I. La prescription de l’action
L’article 957 du Code civil prévoit un délai d’un an pour former une action en révocation d’une donation pour cause d’ingratitude. Le point de départ de l’action est celui du jour du délit imputé par le donateur au donataire, ou du jour où le délit aura pu être connu par le donateur.
Il convient de préciser que le délai d’un an prévu par l’article 957 du Code civil est un délai préfix non susceptible d’interruption, de suspension ou de prolongation (Cass 1ère civile 18 décembre 2013 n°12-26571).
Cependant, si les faits reprochés constituent une infraction pénale, et à la condition que le donateur ait mis en mouvement l'action publique dans le délai d'un an, le point de départ du délai est reporté au jour où la réalité des faits est établie par la condamnation de l'auteur de l'infraction (Cass. 1e civ. 20-10-2010 n° 09-16.451 FS-PBI : BPAT 6/10 inf. 356).

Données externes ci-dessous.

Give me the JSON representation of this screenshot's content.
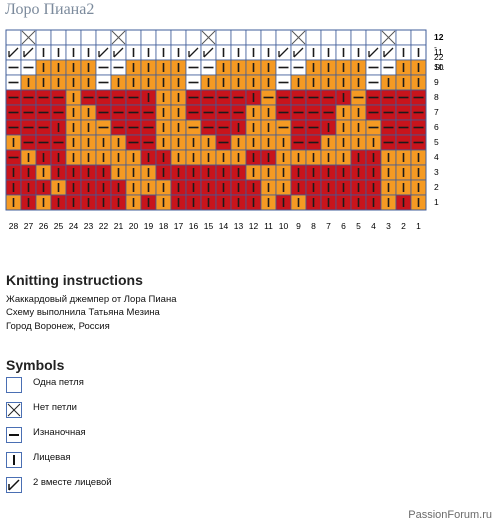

La réalité des faits n'est établie par la condamnation que du jour où celle-ci est devenue « définitive » (Cass. 1e civ. 19-3-2014 n° 13-15.662 FS-PB : BPAT 3/14 inf. 134).
Si le donateur n’allègue pas, devant les juges du fond, la mise en mouvement de l’action publique à la suite de la plainte déposée par ses soins, le point de départ de l’action en révocation ne pourra être retardé au jour où la condamnation pénale aura établi la réalité des faits reprochés au gratifié, car comme il est légalement établi en vertu de l’article 5 du Code de procédure civile, le juge doit se prononcer uniquement sur ce qui est demandé.
En l’espèce, la cour de cassation relève que les juges ont exactement déduit que la demande introduite par assignation le 30 juin 2014 n’était pas prescrite, étant donné d’une part, que la condamnation définitive du gratifié est intervenue le 17 décembre 2013 et d’autre part, que le point selon lequel le délai d’un an prévu à l’article 957 du code civil n’était pas expiré lors de la mise en mouvement de l’action publique n’était pas discuté.
L’action est donc recevable.
Elle ne pourra en revanche pas aboutir sur le fond.
II. Le donateur, seule cible des délits, sévices ou injures graves
1. Rappel du cadre légal
En premier lieu, les juges du fond apprécient souverainement si les faits ont un caractère de gravité suffisant pour emporter révocation de la donation (Cass. 1e civ. 4-10-2005 n° 03-19.297 F-D). Dans le cas contraire l’action sera rejetée.
Ensuite, l’article 957 2° du code civil précise que la donation ne pourra être révoquée pour cause d’ingratitude que si le gratifié s’est rendu coupable envers le donateur de sévices, délits ou injures graves.
En outre, seuls des actes à caractère intentionnel peuvent justifier la révocation.
Or, les délits dont le donataire se rend coupable doivent remplir trois conditions cumulatives :
- Ils doivent être graves
- Ils doivent revêtir un caractère intentionnel
- Ils doivent avoir été commis envers la personne du donateur.
2. En l’espèce
En l’espèce, tous les actes frauduleux commis par le gratifié constituaient des infractions commises à l’encontre des sociétés personnes morales et non pas à l’encontre des donateurs eux-mêmes.
C’est en ce point que l’arrêt est partiellement cassé puisque la cour de cassation a considéré que l'ingratitude ne peut être invoquée lorsque les actes frauduleux ont été accomplis au détriment d'une société, qu'elle soit détenue par le donateur en pleine propriété (Civ. 1re, 19 oct. 2016, n° 15-25.879) ou qu'elle soit, comme en l'espèce, l'objet de la donation et détenue en usufruit par les donateurs.
Il en ressort que « ces délits n’étaient pas de nature à constituer l’une des causes de révocation légalement prévues ».
L’ingratitude a donc en quelque sorte profité au gratifié malveillant.